Division of Global Migration and Quarantine’s Accomplishments
October 2011-September 2012
Protecting the health of our communities in a globally mobile world
The U.S. Centers for Disease Control and Prevention's Division of Global Migration and Quarantine (DGMQ) works 24/7 to keep Americans safe by preventing the introduction and spread of infectious disease into and within the United States. From October 2011 through September 2012, DGMQ saved lives and protected Americans by putting science into action, keeping communities safe through health security and preparedness, and strengthening communities through partnerships with state and local health departments.
DGMQ Puts Science into Action
- DGMQ strengthened overseas tuberculosis (TB) diagnosis and treatment by expanding the use of the 2007 Culture and Directly Observed Therapy (CDOT) TB Technical Instructions to 62 countries. In 2012, use of the CDOT TB Technical Instructions for screening immigrants and refugees resulted in a 200% increase in diagnosis and treatment for TB cases and an annual cost savings of more than $30 million in U.S. health care costs.
- DGMQ completed a one-year trial treatment program to prevent Strongyloides infection for more than 6,000 Burmese refugees resettling to the United States from Thailand. Strongyloides is a parasitic infection causing gastrointestinal illness and in severe cases can lead to death. The results of the trial program will lead to expanding this effort to cover other U.S.-bound refugees.
- DGMQ vaccinated over 10,000 U.S.-bound Burmese refugees for measles, mumps, and rubella, because of their exposure to an outbreak of measles while living in Kuala Lumpur.

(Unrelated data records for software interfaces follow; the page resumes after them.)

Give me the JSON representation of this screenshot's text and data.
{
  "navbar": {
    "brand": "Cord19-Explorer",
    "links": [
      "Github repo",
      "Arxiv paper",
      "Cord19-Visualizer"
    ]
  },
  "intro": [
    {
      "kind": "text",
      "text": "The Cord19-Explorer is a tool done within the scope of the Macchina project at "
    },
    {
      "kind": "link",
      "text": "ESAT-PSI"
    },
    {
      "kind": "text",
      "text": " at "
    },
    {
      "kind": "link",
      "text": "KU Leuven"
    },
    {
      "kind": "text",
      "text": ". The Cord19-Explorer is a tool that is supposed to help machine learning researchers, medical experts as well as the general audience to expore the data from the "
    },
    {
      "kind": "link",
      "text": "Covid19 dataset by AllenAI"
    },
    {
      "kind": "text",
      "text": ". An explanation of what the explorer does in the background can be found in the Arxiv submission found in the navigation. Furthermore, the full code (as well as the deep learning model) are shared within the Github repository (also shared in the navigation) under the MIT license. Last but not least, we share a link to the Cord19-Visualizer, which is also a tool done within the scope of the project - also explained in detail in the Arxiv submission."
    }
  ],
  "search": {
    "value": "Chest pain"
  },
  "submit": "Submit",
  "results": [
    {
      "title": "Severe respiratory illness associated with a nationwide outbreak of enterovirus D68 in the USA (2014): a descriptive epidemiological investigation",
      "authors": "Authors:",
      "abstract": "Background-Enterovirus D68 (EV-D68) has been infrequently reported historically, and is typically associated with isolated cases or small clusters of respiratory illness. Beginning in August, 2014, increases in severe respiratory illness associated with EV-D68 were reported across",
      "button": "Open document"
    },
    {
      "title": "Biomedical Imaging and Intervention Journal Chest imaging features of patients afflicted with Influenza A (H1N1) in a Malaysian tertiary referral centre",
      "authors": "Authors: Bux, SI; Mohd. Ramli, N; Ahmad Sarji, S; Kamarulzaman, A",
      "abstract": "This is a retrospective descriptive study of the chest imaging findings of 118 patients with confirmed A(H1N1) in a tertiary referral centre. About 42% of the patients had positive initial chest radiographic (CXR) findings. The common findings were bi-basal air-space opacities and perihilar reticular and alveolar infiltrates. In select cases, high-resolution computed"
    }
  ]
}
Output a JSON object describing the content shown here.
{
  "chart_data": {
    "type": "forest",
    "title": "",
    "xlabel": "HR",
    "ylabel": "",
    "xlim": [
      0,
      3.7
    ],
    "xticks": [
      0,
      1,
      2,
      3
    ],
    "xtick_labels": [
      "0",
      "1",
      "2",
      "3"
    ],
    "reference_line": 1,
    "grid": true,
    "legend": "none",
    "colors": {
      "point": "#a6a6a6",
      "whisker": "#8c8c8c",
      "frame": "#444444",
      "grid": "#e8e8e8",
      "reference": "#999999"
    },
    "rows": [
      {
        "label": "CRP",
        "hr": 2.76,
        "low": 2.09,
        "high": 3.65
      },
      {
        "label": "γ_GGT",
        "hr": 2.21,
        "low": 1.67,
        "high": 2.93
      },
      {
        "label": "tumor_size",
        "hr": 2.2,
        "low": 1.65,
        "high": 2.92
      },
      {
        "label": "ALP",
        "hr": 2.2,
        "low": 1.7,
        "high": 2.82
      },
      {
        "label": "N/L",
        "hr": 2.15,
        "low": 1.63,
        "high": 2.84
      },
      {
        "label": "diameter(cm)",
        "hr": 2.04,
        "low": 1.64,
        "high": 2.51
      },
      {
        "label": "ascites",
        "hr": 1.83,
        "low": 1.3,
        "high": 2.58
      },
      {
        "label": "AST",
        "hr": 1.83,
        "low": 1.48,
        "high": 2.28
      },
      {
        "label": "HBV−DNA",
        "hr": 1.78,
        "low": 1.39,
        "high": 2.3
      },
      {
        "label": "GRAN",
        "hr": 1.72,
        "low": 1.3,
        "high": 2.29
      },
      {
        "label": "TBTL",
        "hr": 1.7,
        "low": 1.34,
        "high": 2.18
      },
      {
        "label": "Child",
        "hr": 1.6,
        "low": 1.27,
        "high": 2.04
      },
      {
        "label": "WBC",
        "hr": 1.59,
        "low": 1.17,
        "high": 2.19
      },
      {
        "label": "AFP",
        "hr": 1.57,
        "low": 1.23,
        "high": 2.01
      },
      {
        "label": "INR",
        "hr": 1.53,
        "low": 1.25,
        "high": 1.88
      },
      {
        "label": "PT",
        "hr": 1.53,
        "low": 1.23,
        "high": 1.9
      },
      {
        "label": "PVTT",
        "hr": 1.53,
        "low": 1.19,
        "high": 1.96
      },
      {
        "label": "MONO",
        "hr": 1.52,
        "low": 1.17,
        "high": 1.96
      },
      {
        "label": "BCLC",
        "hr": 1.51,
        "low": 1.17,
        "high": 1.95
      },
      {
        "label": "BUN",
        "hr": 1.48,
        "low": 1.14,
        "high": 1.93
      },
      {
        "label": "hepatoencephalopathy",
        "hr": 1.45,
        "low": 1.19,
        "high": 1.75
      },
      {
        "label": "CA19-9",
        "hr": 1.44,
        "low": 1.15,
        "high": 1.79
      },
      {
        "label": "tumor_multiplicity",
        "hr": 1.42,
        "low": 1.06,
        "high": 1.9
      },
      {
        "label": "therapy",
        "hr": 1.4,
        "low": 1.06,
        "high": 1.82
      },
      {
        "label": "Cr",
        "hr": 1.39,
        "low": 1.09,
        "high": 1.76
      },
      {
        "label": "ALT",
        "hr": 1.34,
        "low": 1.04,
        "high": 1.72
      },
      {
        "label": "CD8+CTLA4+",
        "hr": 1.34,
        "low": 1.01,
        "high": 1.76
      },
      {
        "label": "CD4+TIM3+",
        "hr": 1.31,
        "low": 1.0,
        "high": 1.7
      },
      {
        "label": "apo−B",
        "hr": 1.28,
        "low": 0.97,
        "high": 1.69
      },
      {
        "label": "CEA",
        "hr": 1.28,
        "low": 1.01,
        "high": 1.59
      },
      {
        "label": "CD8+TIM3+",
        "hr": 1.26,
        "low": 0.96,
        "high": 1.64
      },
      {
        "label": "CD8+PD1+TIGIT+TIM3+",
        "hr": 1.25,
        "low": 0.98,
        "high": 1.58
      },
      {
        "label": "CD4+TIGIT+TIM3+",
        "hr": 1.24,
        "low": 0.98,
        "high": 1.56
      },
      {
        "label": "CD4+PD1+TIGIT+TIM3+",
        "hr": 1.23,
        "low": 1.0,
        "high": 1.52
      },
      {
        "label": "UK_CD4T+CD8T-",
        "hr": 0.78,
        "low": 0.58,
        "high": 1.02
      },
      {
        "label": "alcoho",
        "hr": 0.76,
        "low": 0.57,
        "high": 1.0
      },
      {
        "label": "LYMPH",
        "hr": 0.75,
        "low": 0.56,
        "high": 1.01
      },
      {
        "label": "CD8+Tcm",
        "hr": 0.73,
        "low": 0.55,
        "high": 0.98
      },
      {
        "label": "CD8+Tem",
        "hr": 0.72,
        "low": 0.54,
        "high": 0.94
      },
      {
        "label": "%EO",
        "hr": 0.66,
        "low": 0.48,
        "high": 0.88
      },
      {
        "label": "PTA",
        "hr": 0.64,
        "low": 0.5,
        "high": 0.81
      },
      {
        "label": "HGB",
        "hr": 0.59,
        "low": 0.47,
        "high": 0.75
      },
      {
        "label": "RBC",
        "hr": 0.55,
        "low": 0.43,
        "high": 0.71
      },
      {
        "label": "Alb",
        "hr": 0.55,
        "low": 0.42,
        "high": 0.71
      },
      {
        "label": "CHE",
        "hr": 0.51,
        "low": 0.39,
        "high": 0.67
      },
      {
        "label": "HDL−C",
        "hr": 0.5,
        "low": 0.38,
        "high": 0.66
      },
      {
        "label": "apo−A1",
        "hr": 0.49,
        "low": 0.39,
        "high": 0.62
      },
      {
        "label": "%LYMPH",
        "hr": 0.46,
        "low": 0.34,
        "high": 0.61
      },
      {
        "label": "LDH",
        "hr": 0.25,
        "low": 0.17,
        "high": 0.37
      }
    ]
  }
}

- By reducing the number of airplane contact investigations by 50%, DGMQ saved $21,000, and state and local health departments saw a combined savings of $213,000. Based on a 2011 evaluation, the process was streamlined to modify infectious disease contact investigations for people exposed to TB on airplanes and to discontinue contact investigations for people exposed to mumps. These changes resulted in decreased program costs without increasing health risks to travelers.
DGMQ Keeps You Safe through Health Security and Preparedness
- DGMQ coordinated the development of The Technical Guidelines for United States-Mexico Coordination on Public Health Events of Mutual Concern, endorsed by the U.S. Health and Human Services Secretary and the Mexico Secretary of Health. The guidelines call for the two neighboring countries to work together on shared public health events and emergencies, such as outbreaks of disease that cross borders.
- By training over 3,300 Customs and Border Protection officers, DGMQ enhanced its ability to detect communicable diseases in people and CDC-regulated animals and animal products entering the United States, resulting in responses to 1,020 illness reports. DGMQ also partnered with state and local health departments to conduct over 40 training exercises and provide upgraded plans to respond to reports of infectious diseases at the 329 ports of entry into the United States.
- DGMQ launched the Nonpharmaceutical Interventions (NPIs) website, which provides information on preventive actions people and communities can take to avoid getting sick from illnesses like influenza (flu) and to limit the spread of flu during a pandemic.
- DGMQ launched a CDC Travel Health Twitter channel @CDCtravel providing information to protect the health of U.S. residents traveling and living abroad. To date it has about 2200 followers.
DGMQ Strengthens Your Community
- DGMQ awarded approximately $900,000 to state and county health departments, universities, and nonprofit organizations to conduct disease surveillance in refugee populations and evaluate health programs to support the detection, prevention, and control of diseases affecting refugees. The findings will be used by state and local health departments to determine policy changes for refugee health.
- DGMQ staff in Hawaii helped coordinate the rapid on-the-ground response to dengue outbreaks in the Federated States of Micronesia and the Republic of the Marshall Islands, facilitating a unified outbreak response by U.S. federal agencies and the governments of these island nations.
- DGMQ provided technical assistance to agencies serving Iraqi refugees and conducted an investigation of suicides in Bhutanese refugees to understand suicide risk factors and improve the mental health status of Iraqi and Bhutanese refugees in the United States. The recommendations were used to enhance access to care, help communities where the suicides occurred create a standardized suicide reporting system, provide suicide prevention and awareness trainings, encourage nonmedical interventions, and conduct outreach to refugee communities.